Facial Expression Detection: FastAPI, Gradio, and HuggingFace Deployment

The prediction pipeline works locally. Making it accessible required a browser-based demo without asking users to run code. The initial version used Streamlit, but the project moved to FastAPI with Gradio mounted at the root — giving a REST backend alongside the demo UI in a single process.

Gradio Interface

The UI is built with gr.Blocks() with a gr.Interface inside it wrapping the prediction function:

with gr.Blocks() as demo:
    image_input = gr.Image(label='Input Image')
    image_box = gr.Interface(
        api.predict_on_image,
        image_input,
        gr.Image(label='Output Image'),
        title="Facial Emotion Detection (FED) demo",
        description=description,
        allow_flagging='never'
    )
    example_files = [os.path.join("demo-files", img_file) for img_file in os.listdir("demo-files") if img_file != '.DS_Store']
    examples = gr.Examples(example_files, image_input)

app = gr.mount_gradio_app(app, demo, path='/')

The output is gr.Image — not a label distribution, but the annotated image returned by api.predict_on_image with bounding boxes and expression labels drawn directly on it. The same draw_rect function used by the local prediction modes produces the output. Demo images ship with the repo so the interface is usable without uploading a test image.

HuggingFace Spaces Deployment

HuggingFace Spaces runs the app in a Docker container. Getting the environment right was the bulk of the deployment work.

The main issue was OpenCV. The opencv-python PyPI package bundles its own display libraries that fail headlessly in containers. The fix: declare OpenCV’s system-level dependencies in the Dockerfile directly rather than in packages.txt. Once that was separated from the Python dependencies, the build was stable.

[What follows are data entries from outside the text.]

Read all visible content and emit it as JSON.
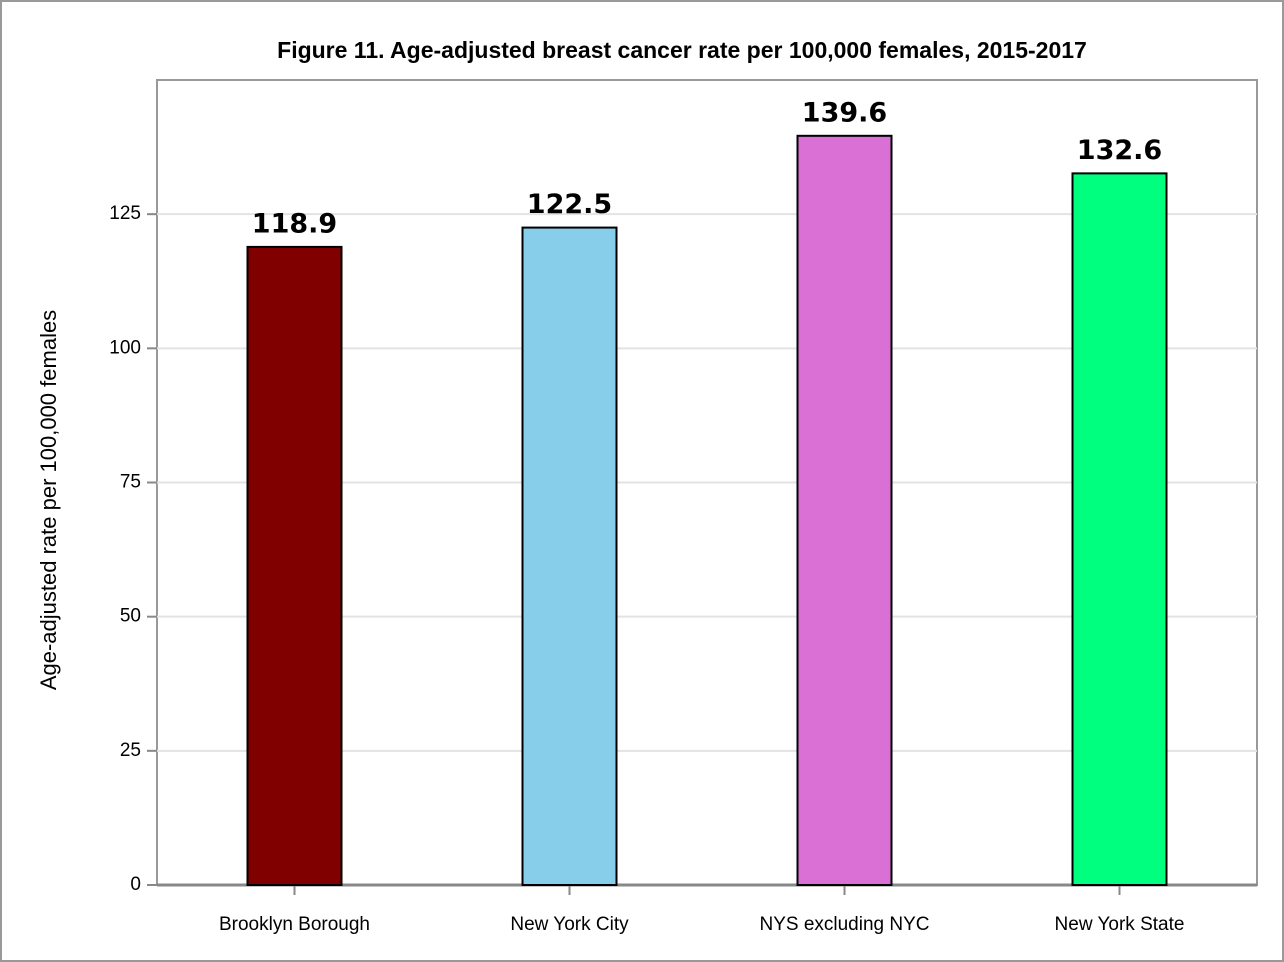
{
  "chart_data": {
    "type": "bar",
    "title": "Figure 11. Age-adjusted breast cancer rate per 100,000 females, 2015-2017",
    "y_label": "Age-adjusted rate per 100,000 females",
    "categories": [
      "Brooklyn Borough",
      "New York City",
      "NYS excluding NYC",
      "New York State"
    ],
    "values": [
      118.9,
      122.5,
      139.6,
      132.6
    ],
    "colors": [
      "#800000",
      "#87ceeb",
      "#da70d6",
      "#00ff7f"
    ],
    "ylim": [
      0,
      150
    ],
    "yticks": [
      0,
      25,
      50,
      75,
      100,
      125
    ],
    "grid": true
  }
}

The environment also required explicit version pins for TensorFlow and Python in the Dockerfile — floating constraints silently drift as dependencies update. With pins in place, the container environment is reproducible and matches the environment the model was trained in.

Cold Start Latency

HuggingFace Spaces goes inactive after a period of no traffic. The first request after an idle period hits a cold start — the container has to spin back up before serving.

The fix was a Selenium headless Firefox browser running on a schedule, periodically loading the Space to keep the process alive:

def headless_browser():
    options = Options()
    options.add_argument('--headless')
    options.add_argument('--no-sandbox')
    options.add_argument('--disable-gpu')

    try:
        HUGGING_FACE_API_URL = config('HUGGING_FACE_API_URL')
        browser = webdriver.Firefox(options=options)
        browser.get(HUGGING_FACE_API_URL)
    except Exception as e:
        print(f"[Error] Headless browser failed: {e}")

The URL is read from config rather than hardcoded. Not a clean solution — it generates artificial traffic — but it keeps the app responsive on first load without any changes to the HuggingFace infrastructure.